1968 was an exciting year, elections, riots and police brutality on network TV, and we got our first pet. After much begging by me and Diane, my mother gave in, and we went to the shelter to get a cat. We settled on a grey tabby kitten with singed whiskers; my mom said the mishap was a sign of a curious and healthy cat. The shelter said it was a girl, and we named her Muffin. A few weeks later when we took her to the vet, we found out she was a he! However, I don’t think Muffin cared what we called him as long as we called him for meals!
At first Muffin was supposed to be kept in the basement, but was very quickly allowed in the breeze-way where we watched TV. Every chance he got, though, he would bolt for an open door, so he soon had the run of the whole house during the day. Diane and I would have made that 24 hours, but he could not learn to be quiet at night, so my parents made him go back to the basement. I can’t remember if it was finished when we got him, but if not, it was not long before he had carpet, chairs and a hide-a-bed to lounge on.
Muffin was playful, sometimes scaring us a bit when he’d make a mad dash across the back of the sofa. He was also fairly tolerant of us playing with him, submitting to the indignity of being dressed up in Easter bonnets and swimming caps. He loved his cat food, and would even jump for it, so meal time came to be called “Hop Hop”. However, he also loved people food. My mother was oddly lax about letting him jump on the kitchen table, and many mornings he’d be stalking my cereal bowl. I would try to block him with cereal boxes, but that just made it more fun for him. Eventually, he’d be rewarded with the milk in the bottom of the bowl.
Other times he was fast and sneaky enough to get things we had not given him, pepperoni off a pizza, tuna right out of the sandwich as my dad was eating it, a nice buttery corn cob out of the trash. He didn’t have much sense about it sometimes, jumping on the counter and helping himself to bacon grease put him in some severe digestive distress. Another unfortunate occurrence was eating the string from a rolled beef roast; my mom got the unpleasant duty of helping pull it out of his rear end! He even ate through a plastic bag to get at chocolate chip cookies a few times, luckily he did not get enough chocolate to get sick.

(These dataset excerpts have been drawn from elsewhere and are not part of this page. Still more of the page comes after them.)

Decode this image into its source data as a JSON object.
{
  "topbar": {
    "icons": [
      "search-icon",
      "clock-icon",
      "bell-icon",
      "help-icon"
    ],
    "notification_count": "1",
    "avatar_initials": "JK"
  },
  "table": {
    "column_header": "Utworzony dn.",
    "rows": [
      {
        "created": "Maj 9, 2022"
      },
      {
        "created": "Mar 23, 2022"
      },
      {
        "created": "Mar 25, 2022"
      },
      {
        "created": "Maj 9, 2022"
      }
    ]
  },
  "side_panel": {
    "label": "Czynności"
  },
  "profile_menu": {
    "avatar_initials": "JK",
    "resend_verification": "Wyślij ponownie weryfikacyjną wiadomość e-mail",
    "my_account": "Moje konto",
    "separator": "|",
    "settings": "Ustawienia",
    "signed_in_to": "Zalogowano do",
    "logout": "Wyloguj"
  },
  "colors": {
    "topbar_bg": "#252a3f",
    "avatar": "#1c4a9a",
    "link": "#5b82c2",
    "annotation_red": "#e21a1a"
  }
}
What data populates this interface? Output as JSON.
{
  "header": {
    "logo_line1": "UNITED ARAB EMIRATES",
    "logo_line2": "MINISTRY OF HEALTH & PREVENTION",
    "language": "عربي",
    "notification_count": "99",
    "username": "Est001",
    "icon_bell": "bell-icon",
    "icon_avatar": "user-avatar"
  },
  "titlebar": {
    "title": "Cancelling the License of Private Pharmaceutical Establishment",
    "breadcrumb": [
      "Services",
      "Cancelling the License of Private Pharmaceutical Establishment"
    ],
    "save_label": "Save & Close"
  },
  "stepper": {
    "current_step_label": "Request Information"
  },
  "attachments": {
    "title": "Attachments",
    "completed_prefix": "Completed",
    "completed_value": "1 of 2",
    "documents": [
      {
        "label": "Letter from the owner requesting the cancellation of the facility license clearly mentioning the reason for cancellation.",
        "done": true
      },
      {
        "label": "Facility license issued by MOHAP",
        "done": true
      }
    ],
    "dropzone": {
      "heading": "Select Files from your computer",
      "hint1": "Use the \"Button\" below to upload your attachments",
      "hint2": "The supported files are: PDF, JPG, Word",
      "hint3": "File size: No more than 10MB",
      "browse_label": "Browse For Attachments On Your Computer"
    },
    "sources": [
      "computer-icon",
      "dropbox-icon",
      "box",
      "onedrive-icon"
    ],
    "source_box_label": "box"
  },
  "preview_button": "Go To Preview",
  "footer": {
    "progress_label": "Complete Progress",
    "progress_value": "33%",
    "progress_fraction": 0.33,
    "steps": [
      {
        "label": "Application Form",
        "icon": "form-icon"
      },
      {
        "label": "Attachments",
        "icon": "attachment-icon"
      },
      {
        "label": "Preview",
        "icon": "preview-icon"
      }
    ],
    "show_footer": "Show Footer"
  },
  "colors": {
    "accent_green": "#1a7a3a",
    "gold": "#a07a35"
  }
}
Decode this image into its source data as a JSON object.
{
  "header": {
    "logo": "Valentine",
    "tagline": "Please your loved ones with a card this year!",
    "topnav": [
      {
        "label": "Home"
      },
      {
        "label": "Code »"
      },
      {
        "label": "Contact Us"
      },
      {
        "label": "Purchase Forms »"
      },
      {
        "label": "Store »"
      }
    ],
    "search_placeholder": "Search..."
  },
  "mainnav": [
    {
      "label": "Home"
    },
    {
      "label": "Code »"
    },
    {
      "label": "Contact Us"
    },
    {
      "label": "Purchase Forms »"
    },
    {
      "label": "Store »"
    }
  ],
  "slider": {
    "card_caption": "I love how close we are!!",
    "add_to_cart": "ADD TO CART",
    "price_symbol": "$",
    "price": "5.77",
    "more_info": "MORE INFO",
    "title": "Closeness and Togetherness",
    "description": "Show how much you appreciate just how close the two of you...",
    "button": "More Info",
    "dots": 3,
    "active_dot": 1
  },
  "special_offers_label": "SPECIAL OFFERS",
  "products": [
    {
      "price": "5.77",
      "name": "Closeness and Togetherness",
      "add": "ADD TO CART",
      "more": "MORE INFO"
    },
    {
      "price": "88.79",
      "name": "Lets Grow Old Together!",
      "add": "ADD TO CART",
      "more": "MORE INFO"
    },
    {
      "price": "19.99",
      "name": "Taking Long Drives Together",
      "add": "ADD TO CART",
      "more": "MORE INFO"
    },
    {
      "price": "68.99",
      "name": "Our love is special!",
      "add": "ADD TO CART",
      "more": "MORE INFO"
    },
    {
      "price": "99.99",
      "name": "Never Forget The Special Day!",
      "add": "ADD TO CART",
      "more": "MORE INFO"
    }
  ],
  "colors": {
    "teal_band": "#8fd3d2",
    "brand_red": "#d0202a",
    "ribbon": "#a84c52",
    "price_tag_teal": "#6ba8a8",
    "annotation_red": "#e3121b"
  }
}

Muffin was supposed to be an indoor cat; he was allowed out on a leash in the backyard only. Once in a while he would escape and start exploring the neighbor’s bushes. Usually he was quickly lured back with food, but sometimes he managed to be gone for a few hours. One thing he really, really liked was licking the wrappers from instant milk, a fad of the early ’70s. One time I was not sure if he’d got past me when I came home from school, so I opened a milk packet. No cat came running inside the house. Then I looked out the back door, and he was right there! Could he possibly have heard me open that from outside? I don’t know, but it got him in.
So nearly any recipe from my youth would work for this chapter. Here is one of my mother’s specialties that I’m sure Muffin liked taste testing if he got a chance.
Recipe by Donna Nelson Simonian
1 pound Ground beef
1 1/2 cups Bread crumbs
1/2 teaspoon Nutmeg
1/2 teaspoon Worcestershire sauce
1/4 cup Onion ; minced
1/2 cup Milk
1 ea Egg
1/4 teaspoon Black pepper
1/4 teaspoon Salt
1 tablespoon Butter
2 tablespoon Flour
5 ounces Beef stock
1 cups Milk
2 tablespoons sherry
Combine first 9 ingredients (easiest in food processor), blend well and form into 1″ balls. Place on a cookie sheet, greasing may not be necessary, bake at 350 about 25 min. until brown.
Meanwhile, melt butter in large saucepan. Stir in flour. Gradually stir in beef consomme and milk. heat just to boiling, stirring constantly,
Add meatballs and simmer 15 min. Add sherry, heat 15 min. more. Serve over noodles.